From Dr Margaret Sealey
We live in confusing times, when it is very easy to fall into sexual sin. Pope Francis is all for teaching the ‘theology of the body’ of Pope Saint John Paul II, which gives us very good reasons for living chastely, arming us against sin: we should also frequently make use of the grace of the sacraments.
What should be done with those who have fallen into the sin of divorce and remarriage? It is difficult for those with new families and responsibilities to extricate themselves: even more damage to spouses and children would be caused. It seems to me that what Pope Francis is saying (and I have read and annotated the whole document) is that there are cases where, with guidance from their pastors, on acceptance of the Church’s teaching, examination of conscience and repentance, it would be possible for those in anomalous situations to come back to receiving the sacraments. Like all of us sinners they need them.

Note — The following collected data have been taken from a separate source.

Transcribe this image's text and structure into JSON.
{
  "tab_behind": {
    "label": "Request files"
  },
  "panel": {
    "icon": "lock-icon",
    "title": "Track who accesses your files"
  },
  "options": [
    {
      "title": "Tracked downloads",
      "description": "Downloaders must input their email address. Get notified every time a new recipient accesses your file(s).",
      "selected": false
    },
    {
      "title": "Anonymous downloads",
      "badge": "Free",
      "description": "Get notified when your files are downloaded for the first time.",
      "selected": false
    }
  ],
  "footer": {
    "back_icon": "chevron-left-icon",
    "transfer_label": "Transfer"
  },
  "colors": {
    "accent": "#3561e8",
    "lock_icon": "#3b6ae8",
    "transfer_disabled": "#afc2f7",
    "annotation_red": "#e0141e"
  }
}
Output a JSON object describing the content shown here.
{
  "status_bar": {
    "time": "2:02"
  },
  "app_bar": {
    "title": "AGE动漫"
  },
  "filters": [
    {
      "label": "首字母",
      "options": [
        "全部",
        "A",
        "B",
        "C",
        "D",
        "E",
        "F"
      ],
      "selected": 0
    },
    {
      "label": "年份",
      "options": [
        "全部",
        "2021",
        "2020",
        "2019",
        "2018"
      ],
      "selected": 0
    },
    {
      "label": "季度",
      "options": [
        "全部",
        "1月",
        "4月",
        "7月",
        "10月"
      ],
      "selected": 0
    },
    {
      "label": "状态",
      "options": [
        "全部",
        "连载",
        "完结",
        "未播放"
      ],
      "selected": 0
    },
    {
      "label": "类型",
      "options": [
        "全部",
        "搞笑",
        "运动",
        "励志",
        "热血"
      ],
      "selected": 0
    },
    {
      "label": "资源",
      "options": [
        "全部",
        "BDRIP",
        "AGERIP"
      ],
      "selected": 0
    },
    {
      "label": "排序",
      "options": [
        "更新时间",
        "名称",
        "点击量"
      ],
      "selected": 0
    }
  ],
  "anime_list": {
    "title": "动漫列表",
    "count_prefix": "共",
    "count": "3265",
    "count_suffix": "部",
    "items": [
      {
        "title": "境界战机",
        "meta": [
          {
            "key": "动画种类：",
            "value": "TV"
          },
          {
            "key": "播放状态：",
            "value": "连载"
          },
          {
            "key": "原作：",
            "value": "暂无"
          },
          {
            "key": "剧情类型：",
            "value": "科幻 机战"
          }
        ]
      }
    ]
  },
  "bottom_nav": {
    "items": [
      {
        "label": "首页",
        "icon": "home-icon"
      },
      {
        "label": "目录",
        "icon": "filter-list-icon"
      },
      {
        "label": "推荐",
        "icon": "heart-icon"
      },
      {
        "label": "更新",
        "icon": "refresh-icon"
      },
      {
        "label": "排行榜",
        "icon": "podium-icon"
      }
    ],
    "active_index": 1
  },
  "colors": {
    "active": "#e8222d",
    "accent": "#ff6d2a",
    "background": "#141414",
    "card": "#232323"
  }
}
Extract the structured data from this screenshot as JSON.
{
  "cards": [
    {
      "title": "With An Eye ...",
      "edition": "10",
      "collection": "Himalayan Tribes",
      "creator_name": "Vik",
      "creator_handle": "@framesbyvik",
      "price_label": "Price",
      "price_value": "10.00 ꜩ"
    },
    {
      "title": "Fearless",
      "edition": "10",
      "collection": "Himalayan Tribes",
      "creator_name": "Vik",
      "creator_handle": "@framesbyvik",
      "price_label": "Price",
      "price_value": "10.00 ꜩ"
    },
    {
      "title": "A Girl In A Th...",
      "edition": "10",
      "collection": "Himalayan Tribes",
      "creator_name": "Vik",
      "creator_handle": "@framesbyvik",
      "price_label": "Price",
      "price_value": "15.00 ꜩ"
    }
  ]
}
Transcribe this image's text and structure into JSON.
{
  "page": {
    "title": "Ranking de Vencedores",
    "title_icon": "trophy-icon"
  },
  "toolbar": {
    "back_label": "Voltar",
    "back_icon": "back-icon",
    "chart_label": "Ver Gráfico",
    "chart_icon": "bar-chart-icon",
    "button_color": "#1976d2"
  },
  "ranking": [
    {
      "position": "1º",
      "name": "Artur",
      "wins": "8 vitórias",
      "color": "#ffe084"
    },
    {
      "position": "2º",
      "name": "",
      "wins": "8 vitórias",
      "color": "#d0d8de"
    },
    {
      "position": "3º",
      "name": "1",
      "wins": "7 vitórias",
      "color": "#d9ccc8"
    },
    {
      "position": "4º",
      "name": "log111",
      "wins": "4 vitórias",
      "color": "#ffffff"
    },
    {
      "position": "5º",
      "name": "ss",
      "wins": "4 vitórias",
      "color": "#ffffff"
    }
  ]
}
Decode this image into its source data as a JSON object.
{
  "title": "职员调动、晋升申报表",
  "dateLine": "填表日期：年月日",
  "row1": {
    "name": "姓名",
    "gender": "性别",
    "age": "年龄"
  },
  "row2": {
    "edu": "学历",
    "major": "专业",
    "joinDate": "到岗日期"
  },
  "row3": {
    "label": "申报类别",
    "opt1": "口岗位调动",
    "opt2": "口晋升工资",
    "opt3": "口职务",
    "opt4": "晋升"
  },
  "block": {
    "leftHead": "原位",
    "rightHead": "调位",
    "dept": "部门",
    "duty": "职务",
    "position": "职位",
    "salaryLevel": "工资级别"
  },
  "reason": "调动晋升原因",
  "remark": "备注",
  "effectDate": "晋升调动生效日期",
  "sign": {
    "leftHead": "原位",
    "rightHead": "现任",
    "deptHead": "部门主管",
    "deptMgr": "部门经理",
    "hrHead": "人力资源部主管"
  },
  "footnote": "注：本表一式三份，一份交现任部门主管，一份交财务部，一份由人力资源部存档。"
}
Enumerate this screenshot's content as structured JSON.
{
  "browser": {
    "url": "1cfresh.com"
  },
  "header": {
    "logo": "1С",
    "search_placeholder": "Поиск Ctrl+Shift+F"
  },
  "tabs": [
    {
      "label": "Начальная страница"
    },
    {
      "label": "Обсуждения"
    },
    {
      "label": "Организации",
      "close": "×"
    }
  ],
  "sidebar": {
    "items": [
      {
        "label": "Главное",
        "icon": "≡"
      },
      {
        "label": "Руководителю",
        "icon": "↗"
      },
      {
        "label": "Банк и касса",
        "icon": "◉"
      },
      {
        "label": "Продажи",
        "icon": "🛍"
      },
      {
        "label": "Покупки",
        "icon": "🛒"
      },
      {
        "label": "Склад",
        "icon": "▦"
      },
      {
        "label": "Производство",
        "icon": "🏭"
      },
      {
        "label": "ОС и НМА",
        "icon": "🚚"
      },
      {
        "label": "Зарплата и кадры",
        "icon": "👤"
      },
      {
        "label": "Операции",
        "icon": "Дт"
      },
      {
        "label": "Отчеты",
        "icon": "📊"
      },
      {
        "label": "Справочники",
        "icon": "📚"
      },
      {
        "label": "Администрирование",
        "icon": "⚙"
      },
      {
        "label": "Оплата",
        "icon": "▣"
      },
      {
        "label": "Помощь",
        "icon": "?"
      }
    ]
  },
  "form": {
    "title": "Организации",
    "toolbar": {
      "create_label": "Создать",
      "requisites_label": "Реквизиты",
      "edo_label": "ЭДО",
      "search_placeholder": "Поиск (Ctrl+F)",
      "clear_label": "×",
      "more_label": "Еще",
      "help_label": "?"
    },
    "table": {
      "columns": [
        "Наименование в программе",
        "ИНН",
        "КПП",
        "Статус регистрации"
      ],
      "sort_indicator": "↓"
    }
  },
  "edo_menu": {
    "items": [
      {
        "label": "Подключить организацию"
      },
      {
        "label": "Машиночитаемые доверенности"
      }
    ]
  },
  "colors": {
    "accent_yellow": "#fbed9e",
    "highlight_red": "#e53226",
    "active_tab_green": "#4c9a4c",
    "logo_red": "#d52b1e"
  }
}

We agree that Pope Francis has taken a very pastoral approach on these matters. But on careful analysis we think that he has not, in the end, changed Church teaching on these matters. The ambiguities which you point out are seen by many others besides yourself. In one sense at least, your letter sets out why some Cardinals wrote the “Dubia” to Pope Francis on this matter. For our part, as doctors and culturally influenced as professionals by the Good Samaritan we too must earnestly seek what is right, reject what is wrong and then seek to deliver that with great pastoral skill.
We rather suspect that doing that is far easier for doctors and nurses working in health-care than it is for the poor priests who have to deal with these very complex matters in the Parish.